Synagogue, situé à Lille (Nord), est un monument médiéval construit au Moyen Âge. Le monument est actuellement fermé au public.
Joyau discret du judaïsme lillois, cette synagogue de la fin du XIXe siècle mêle orientalisme et néo-roman dans un écrin urbain préservé, témoin d'une communauté qui a traversé les heures les plus sombres de l'Histoire.
Nichée dans le cœur historique de Lille, la synagogue de la rue Angellier est l'une des plus belles expressions de l'architecture religieuse juive du nord de la France.
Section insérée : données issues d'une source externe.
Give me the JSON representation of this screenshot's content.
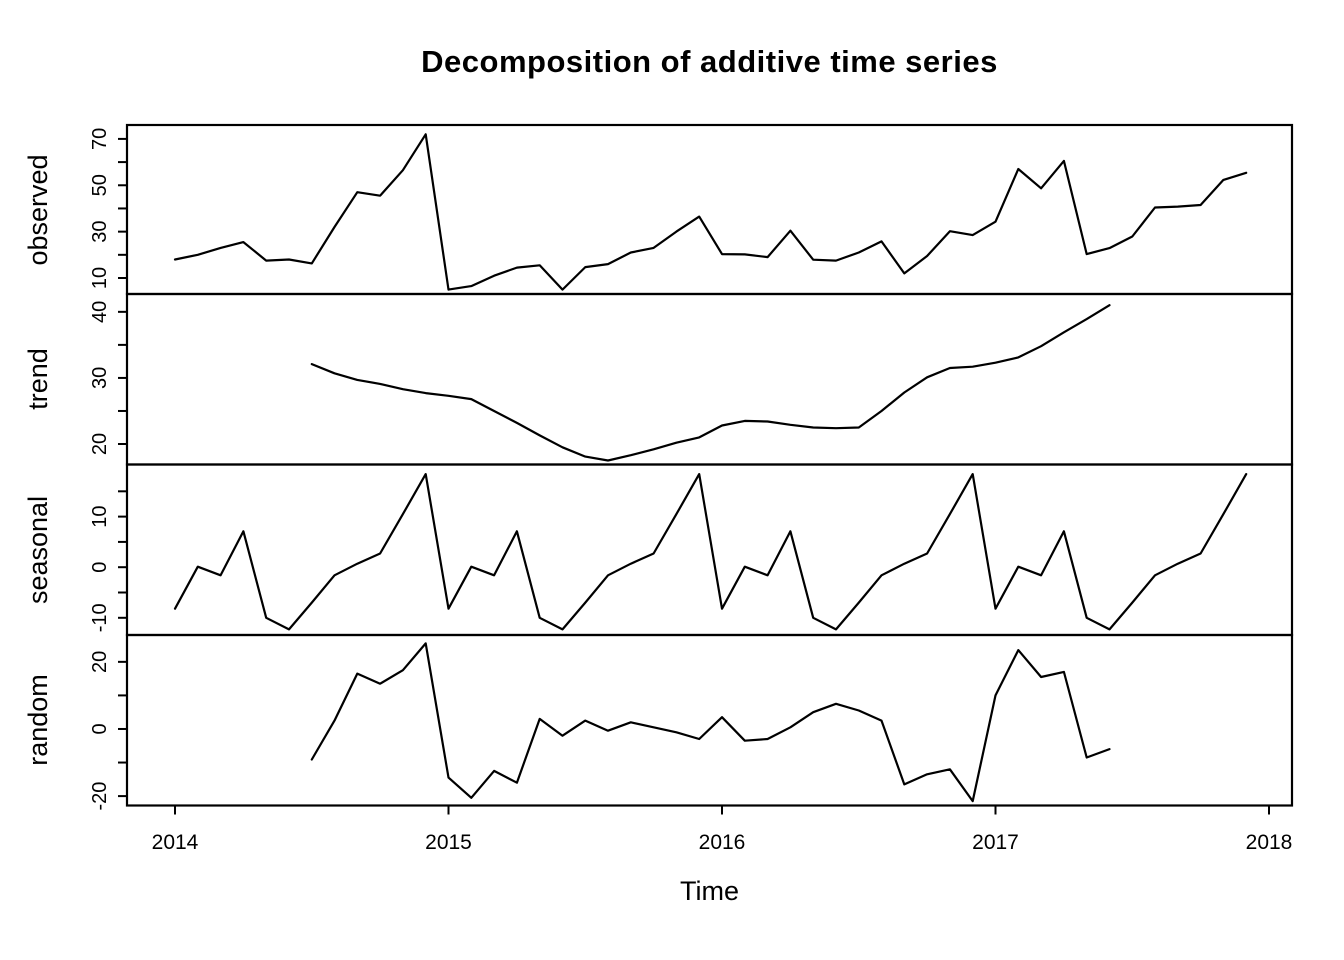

Édifiée dans le dernier quart du XIXe siècle, à une époque où les communautés israélites de province accédaient enfin à une pleine reconnaissance civique et culturelle, elle incarne à la fois l'ambition d'une communauté en plein essor et le raffinement architectural de la Belle Époque lilloise. Ce qui rend cet édifice remarquable, c'est la subtilité de son insertion urbaine : discret depuis la rue, il réserve ses beautés à qui franchit son seuil. La façade, aux accents néo-romans et orientalisants typiques des synagogues européennes de la seconde moitié du XIXe siècle, dialogue avec le bâti bourgeois environnant sans jamais s'y fondre totalement. L'usage d'arcs en plein cintre, de motifs géométriques et d'une polychromie maîtrisée témoigne du soin apporté à la composition architecturale. L'intérieur réserve une expérience saisissante : la nef centrale, baignée de lumière filtrée par des verrières colorées, crée une atmosphère recueillie et lumineuse à la fois. Les galeries latérales, traditionnellement réservées aux femmes selon la pratique ashkénaze dominante dans cette région proche de la Belgique et de l'Alsace, surplombent la salle de prière principale et confèrent à l'ensemble une verticalité élégante. La synagogue de Lille est également un lieu de mémoire intense. Survivante des deux conflits mondiaux qui ont ravagé la métropole du Nord, elle porte en elle les cicatrices et la résilience d'une communauté juive lilloise qui a su se reconstituer après chaque épreuve. Son inscription aux Monuments Historiques en 1984 consacre officiellement son importance patrimoniale et garantit la préservation d'un édifice unique dans le paysage régional. Visiter cette synagogue, c'est cheminer entre architecture savante, spiritualité vivante et histoire européenne complexe — une expérience aussi intellectuelle qu'émotionnelle, au cœur d'une ville qui n'a jamais cessé de se réinventer.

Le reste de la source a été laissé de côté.